Wednesday, August 8, 2007

De plus en plus d'Haïtiens cherchent asile au Canada

LA PRESSE

Le samedi 04 août 2007

Hugo de Grandpré

Le nombre d'Haïtiens qui demandent l'asile au Canada a fait un bond de géant depuis deux ans. Si la tendance se maintient, il aura triplé d'ici la fin de l'année par rapport à 2005.

Cette année, de janvier à juin, la Commission de l'immigration et du statut de réfugié du Canada (CISR) a reçu 1008 demandes d'asile provenant d'Haïtiens. Elle en a reçu 769 en 2006 et 378 en 2005. Cette hausse place les Haïtiens au deuxième rang des demandeurs d'asile au Canada.

C'est ce que révèlent des documents que La Presse a obtenus de diverses agences fédérales, dont certains grâce à la Loi sur l'accès à l'information.

La situation politique, le crime, la pauvreté et les enlèvements se seraient-ils à ce point aggravés à Haïti au cours des dernières années? Non, répondent des spécialistes, selon qui le phénomène s'expliquerait plutôt par des subtilités de la loi canadienne.

En 2004, une nouvelle entente entre le Canada et les États-Unis (voir encadré) a fait croire à plusieurs Haïtiens que les frontières canadiennes leur étaient fermées s'ils arrivaient par voie terrestre plutôt que par avion, explique Richard Goldman, du Comité d'aide aux réfugiés. «À l'époque, nous avons reçu plusieurs appels en ce sens, dit-il. Maintenant, il semble que certains groupes se soient aperçus qu'ils n'étaient pas visés par l'entente.»
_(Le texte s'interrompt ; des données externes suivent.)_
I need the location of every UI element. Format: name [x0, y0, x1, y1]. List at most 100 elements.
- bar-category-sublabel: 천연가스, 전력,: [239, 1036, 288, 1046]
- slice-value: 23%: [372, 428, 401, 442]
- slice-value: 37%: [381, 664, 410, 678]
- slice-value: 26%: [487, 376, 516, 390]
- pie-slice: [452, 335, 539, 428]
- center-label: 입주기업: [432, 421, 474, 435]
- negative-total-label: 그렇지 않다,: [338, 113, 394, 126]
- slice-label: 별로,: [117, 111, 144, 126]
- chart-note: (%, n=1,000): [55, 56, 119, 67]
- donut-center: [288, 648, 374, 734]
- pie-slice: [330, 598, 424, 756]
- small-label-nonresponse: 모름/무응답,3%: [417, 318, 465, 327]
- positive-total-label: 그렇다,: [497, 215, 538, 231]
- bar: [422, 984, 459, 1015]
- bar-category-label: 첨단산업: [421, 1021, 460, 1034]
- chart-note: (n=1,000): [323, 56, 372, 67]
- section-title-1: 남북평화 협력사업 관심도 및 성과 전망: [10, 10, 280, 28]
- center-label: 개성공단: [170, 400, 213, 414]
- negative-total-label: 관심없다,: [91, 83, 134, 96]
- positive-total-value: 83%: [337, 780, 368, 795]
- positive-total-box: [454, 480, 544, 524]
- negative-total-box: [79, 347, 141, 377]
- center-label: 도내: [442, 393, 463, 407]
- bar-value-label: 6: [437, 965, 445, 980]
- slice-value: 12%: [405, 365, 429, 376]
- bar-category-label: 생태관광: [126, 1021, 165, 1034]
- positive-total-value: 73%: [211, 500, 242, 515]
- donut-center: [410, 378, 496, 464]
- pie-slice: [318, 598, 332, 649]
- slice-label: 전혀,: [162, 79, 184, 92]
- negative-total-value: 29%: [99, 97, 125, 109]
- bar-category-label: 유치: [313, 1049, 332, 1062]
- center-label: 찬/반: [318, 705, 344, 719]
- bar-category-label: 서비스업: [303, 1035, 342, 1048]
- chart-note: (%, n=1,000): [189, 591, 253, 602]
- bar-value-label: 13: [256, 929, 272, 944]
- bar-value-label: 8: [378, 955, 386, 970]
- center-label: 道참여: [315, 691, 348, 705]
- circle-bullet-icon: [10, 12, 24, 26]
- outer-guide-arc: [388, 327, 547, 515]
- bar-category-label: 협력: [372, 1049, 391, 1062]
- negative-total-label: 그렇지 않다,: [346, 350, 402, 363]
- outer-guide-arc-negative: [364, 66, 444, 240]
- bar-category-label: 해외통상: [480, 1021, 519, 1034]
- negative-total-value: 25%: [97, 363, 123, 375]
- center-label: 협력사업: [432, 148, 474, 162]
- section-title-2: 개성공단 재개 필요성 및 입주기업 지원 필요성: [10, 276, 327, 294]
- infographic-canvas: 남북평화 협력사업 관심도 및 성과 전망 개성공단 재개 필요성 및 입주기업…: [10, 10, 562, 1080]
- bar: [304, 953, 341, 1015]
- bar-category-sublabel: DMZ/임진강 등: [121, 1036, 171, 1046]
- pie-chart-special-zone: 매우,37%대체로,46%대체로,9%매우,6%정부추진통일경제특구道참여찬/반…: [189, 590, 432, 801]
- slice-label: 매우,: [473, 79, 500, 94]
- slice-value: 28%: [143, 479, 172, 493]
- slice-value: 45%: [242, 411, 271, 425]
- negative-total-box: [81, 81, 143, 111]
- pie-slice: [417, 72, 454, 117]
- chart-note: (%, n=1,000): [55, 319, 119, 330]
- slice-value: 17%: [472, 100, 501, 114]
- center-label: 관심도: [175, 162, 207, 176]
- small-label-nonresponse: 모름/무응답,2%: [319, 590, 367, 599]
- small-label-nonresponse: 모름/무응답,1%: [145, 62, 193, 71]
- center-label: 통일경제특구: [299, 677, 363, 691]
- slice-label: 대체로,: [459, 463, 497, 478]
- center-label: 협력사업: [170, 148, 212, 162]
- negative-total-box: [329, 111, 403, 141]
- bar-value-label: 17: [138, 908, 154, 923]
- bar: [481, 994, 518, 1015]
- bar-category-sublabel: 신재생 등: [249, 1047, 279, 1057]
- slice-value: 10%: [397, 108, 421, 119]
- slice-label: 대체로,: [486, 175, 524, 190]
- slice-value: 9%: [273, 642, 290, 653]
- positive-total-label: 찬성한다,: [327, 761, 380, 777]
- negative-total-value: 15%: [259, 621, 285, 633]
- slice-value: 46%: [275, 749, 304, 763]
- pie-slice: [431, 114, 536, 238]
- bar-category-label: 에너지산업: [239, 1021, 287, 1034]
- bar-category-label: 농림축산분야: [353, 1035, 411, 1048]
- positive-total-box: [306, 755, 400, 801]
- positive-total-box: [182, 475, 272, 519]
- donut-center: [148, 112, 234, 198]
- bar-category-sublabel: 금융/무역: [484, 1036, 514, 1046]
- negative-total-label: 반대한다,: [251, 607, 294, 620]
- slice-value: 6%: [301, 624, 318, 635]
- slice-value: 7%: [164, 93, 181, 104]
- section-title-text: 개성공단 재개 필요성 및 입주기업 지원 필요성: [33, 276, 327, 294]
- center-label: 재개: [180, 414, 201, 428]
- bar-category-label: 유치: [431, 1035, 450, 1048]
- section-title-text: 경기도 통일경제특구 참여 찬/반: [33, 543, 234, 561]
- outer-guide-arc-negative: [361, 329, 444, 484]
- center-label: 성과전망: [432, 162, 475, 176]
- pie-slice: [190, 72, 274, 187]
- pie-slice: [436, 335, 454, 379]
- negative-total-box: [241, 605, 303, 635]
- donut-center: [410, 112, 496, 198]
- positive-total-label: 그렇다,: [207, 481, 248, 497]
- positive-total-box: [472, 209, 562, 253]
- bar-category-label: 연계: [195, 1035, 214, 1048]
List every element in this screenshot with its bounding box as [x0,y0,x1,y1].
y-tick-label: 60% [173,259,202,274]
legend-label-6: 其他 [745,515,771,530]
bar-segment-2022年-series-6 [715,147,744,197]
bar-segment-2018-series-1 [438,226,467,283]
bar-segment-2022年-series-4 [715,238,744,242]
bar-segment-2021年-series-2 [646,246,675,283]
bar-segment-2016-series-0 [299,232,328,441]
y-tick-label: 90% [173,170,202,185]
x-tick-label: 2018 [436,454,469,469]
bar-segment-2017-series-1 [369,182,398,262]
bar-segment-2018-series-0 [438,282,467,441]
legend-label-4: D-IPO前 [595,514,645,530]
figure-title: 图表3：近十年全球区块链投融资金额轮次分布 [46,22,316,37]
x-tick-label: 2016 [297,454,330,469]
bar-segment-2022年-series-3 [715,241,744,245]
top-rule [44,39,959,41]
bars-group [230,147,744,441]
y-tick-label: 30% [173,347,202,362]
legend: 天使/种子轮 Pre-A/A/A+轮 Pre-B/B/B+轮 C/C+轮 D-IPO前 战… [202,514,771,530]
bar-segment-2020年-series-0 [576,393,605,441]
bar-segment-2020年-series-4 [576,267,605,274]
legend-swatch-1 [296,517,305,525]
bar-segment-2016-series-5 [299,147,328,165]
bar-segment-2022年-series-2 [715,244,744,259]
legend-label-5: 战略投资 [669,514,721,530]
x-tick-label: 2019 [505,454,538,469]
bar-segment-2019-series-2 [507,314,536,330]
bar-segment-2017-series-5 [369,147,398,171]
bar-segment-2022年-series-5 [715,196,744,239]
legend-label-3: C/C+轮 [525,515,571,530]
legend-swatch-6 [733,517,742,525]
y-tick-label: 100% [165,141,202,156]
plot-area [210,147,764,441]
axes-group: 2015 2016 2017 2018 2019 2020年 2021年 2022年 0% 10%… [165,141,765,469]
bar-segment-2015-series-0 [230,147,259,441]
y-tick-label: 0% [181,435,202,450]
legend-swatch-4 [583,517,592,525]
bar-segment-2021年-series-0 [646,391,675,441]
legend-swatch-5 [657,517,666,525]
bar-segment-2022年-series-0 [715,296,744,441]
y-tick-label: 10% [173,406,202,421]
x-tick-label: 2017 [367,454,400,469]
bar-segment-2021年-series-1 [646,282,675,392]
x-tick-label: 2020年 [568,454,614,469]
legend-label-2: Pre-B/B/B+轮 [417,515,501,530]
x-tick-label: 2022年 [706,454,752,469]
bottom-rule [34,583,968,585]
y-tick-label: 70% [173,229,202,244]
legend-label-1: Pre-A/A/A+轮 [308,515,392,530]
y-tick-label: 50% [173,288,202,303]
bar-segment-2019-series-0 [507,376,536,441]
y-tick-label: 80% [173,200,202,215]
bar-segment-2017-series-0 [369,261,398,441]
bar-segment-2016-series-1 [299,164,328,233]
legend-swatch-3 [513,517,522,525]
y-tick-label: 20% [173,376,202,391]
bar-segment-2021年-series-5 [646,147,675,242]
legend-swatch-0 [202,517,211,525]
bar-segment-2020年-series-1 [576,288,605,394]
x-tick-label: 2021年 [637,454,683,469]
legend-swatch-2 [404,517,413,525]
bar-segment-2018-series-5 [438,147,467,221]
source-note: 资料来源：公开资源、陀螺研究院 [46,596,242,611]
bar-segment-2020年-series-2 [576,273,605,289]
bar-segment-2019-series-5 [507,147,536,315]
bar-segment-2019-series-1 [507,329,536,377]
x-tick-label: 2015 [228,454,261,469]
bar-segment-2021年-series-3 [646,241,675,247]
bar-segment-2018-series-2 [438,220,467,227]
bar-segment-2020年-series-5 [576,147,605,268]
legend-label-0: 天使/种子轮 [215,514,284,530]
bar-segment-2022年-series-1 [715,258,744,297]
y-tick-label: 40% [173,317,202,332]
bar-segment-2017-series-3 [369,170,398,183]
Peter Showler, professeur de droit à l'Université d'Ottawa, tient essentiellement les mêmes propos: «Les choses ne vont pas très bien là-bas, mais elles ne vont pas très bien depuis quand même un certain temps.»


Pas une vague


Selon le droit international, peuvent être considérés comme des réfugiés ou des personnes à protéger les gens qui craignent d'être persécutés, menacés ou torturés pour des motifs comme leur race, leur religion ou leur idées politiques.

De plus en plus de demandeurs d'asile semblent répondre à ces critères: au cours des six premiers mois de 2007, la CISR a fait droit à 66% des demandes, comparativement à 53% en 2006.

Le nombre de personnes acceptées depuis le début de l'année demeure malgré tout relativement faible: 65 personnes sur les 98 dont le dossier a pu être étudié. Près de 1600 dossiers, dont plusieurs datent d'années antérieures, sont toujours en traitement. En 2005, seulement 210 des 769 demandes transmises à la Commission avaient passé le test.

À la lumière de ces statistiques, on ne peut pas parler de vague, affirme Richard Goldman. «Quelques centaines de personnes en quelques mois, je ne crois pas que cela cause une vague d'immigration énorme et que ça change le portrait global.»

Bon an mal an, environ 10 000 personnes trouvent l'asile au Canada, et 250 000 immigrés de toutes catégories obtiennent le statut de résident. Du nombre, un pourcentage assez stable de 0,7% est composé d'Haïtiens. Les plus grosses vagues d'immigration haïtiennes au Canada ont eu lieu entre 1976 et 1996: plus de 45 000 personnes avaient été reçues. Le règne des dictateurs Duvalier s'est étendu de 1957 à 1986.

TIERS PAYS SÛRS

L'Entente sur les tiers pays sûrs, entrée en vigueur en 2004 aux États-Unis et au Canada, oblige les réfugiés à faire leur demande d'asile dans le premier pays sûr où ils arrivent. Un Chinois ne pourrait, par exemple, arriver dans un aéroport de New York et se rendre ensuite au poste frontalier de Lacolle pour faire sa demande au Canada. Les Haïtiens, par contre, ne sont pas visés par cette règle, au même titre que les Afghans ou les Irakiens, parce que la situation dans leur pays est jugée trop dangereuse. Au 24 mars 2007, 77% des demandeurs d'asile haïtiens étaient entrés au Canada par voie terrestre.